The reasons behind the non-LTS decision related to:
- Unknown timeframe for the continued support for KDE 3.5 by the KDE community
- KDE 4.0 wouldn't be stable enough for a LTS release
- Kubuntu didn't have the support contracts in order to justify continuing on a LTS track at this time
Another question we see is, "Will 8.10 be a LTS release since it will include KDE 4.1?" The answer is no. If we were to do LTS, then that would mean every other project within Ubuntu would have to do the same, as we rely on the same base.
Anyways, back to KDE 4 lovin'!
With UDS coming up, all of the KDE 4 issues involving Kubuntu haven't been decided upon. We will know more after UDS of course.

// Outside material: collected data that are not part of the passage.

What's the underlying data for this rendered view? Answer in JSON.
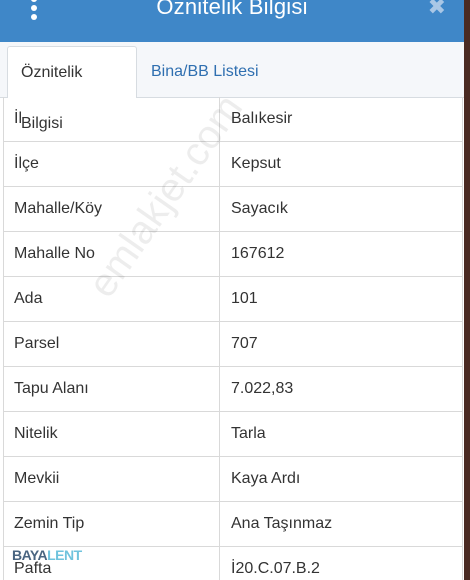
{
  "header": {
    "title": "Öznitelik Bilgisi"
  },
  "tabs": [
    {
      "label": "Öznitelik Bilgisi",
      "active": true
    },
    {
      "label": "Bina/BB Listesi",
      "active": false
    }
  ],
  "rows": [
    {
      "key": "İl",
      "value": "Balıkesir"
    },
    {
      "key": "İlçe",
      "value": "Kepsut"
    },
    {
      "key": "Mahalle/Köy",
      "value": "Sayacık"
    },
    {
      "key": "Mahalle No",
      "value": "167612"
    },
    {
      "key": "Ada",
      "value": "101"
    },
    {
      "key": "Parsel",
      "value": "707"
    },
    {
      "key": "Tapu Alanı",
      "value": "7.022,83"
    },
    {
      "key": "Nitelik",
      "value": "Tarla"
    },
    {
      "key": "Mevkii",
      "value": "Kaya Ardı"
    },
    {
      "key": "Zemin Tip",
      "value": "Ana Taşınmaz"
    },
    {
      "key": "Pafta",
      "value": "İ20.C.07.B.2"
    }
  ],
  "watermark": "emlakjet.com",
  "logo": {
    "part1": "BAYA",
    "part2": "LENT"
  },
  "colors": {
    "header": "#3f87c8",
    "tab_link": "#2f6fb0"
  },
  "icons": {
    "menu": "vertical-dots-icon",
    "close": "close-icon"
  }
}
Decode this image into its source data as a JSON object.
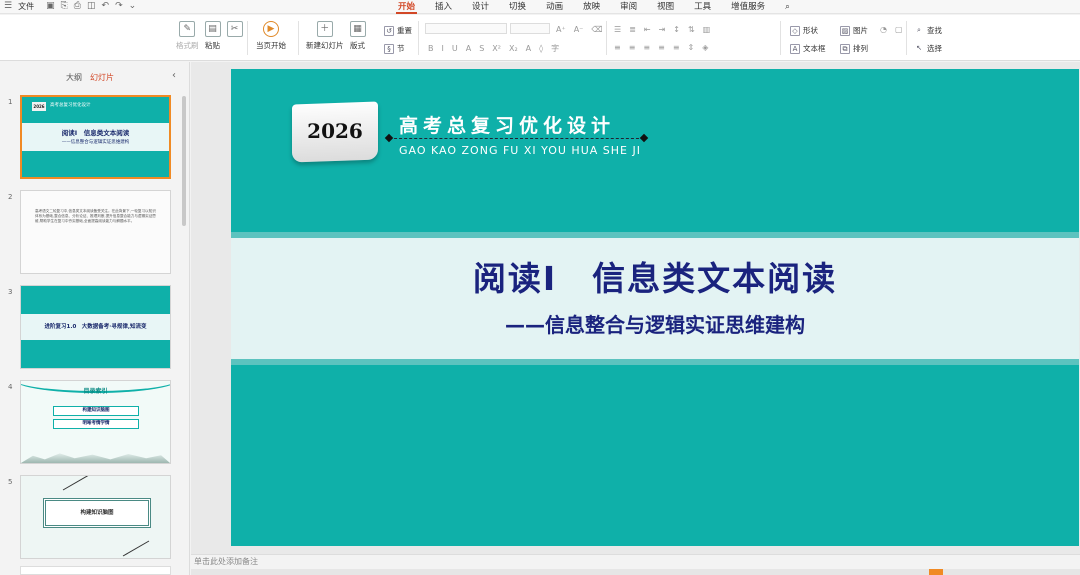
{
  "menubar": {
    "file_label": "文件",
    "tabs": [
      {
        "label": "开始",
        "active": true
      },
      {
        "label": "插入"
      },
      {
        "label": "设计"
      },
      {
        "label": "切换"
      },
      {
        "label": "动画"
      },
      {
        "label": "放映"
      },
      {
        "label": "审阅"
      },
      {
        "label": "视图"
      },
      {
        "label": "工具"
      },
      {
        "label": "增值服务"
      }
    ],
    "accent_color": "#d24726"
  },
  "ribbon": {
    "format_painter": "格式刷",
    "paste": "粘贴",
    "start_from_current": "当页开始",
    "new_slide": "新建幻灯片",
    "layout": "版式",
    "section": "节",
    "reset": "重置",
    "shape": "形状",
    "picture": "图片",
    "textbox": "文本框",
    "arrange": "排列",
    "find": "查找",
    "select": "选择"
  },
  "left_panel": {
    "tab_outline": "大纲",
    "tab_slides": "幻灯片",
    "thumbs": [
      {
        "num": "1",
        "year": "2026",
        "title": "阅读Ⅰ　信息类文本阅读",
        "subtitle": "——信息整合与逻辑实证思维建构"
      },
      {
        "num": "2",
        "text": "高考语文二轮复习中,信息类文本阅读备受关注。在此背景下,一轮复习以知识体系为基础,整合信息、分析论证、推理判断,提升信息整合能力与逻辑实证思维,帮助学生在复习中夯实基础,全面提高阅读能力与解题水平。"
      },
      {
        "num": "3",
        "text": "进阶复习1.0　大数据备考·寻规律,知流变"
      },
      {
        "num": "4",
        "title": "目录索引",
        "item1": "构建知识脑图",
        "item2": "明晰考情学情"
      },
      {
        "num": "5",
        "text": "构建知识脑图"
      }
    ]
  },
  "slide": {
    "year": "2026",
    "header_title": "高考总复习优化设计",
    "header_pinyin": "GAO KAO ZONG FU XI YOU HUA SHE JI",
    "main_title": "阅读Ⅰ　信息类文本阅读",
    "subtitle": "——信息整合与逻辑实证思维建构",
    "bg_color": "#0fb0a9",
    "title_color": "#1a237e"
  },
  "notes_placeholder": "单击此处添加备注"
}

A few things we are looking into at this time include:
- Moving KDE 4 into main, and moving KDE 3 into universe
- Working with upstream and other distributions to create a unified migration utility from KDE 3 to KDE 4
- Converting our Qt3 applications to Qt4
- What kind of changes Kubuntu will make in order to stand out from the crowd
This is where YOU, the user or the developer come in!
We need all of YOU, and I mean those who don't even use KDE or Kubuntu, to give us a try and help mold our future.
What we will need is this:
- Bug reporters and triagers
- Documentation writers (a whole army would be nice! Check back on Friday @ 21:00 UTC for my documentation talk here at Open Week)
- Developers! Developers! Developers! (I just got up and did the monkey dance too!)
- Community! Community! Community! (oh man, I think I just broke my arm!)
Remember, what you are seeing right now is KDE 4.0, the developers release so-to-speak. 4.1 will be out in a few more months which will mean stability, usability, and functionality for all.
If you have been looking for a project to get involved with, Kubuntu and KDE 4 is that project.
Come join us and be a part of the future!
I would like to thank each and every one of you for attending this meeting.
I hope it wasn't to boring for you and that you are now ready to explode with questions, comments, and ideas.
I ask that you provide your question, comments, or ideas in accordance to the rules set forth in the discussion channel for the Open Week talks.
Thanks again and if you have any questions, please do not hesitate to ask, and comments and ideas can be fired my way as well.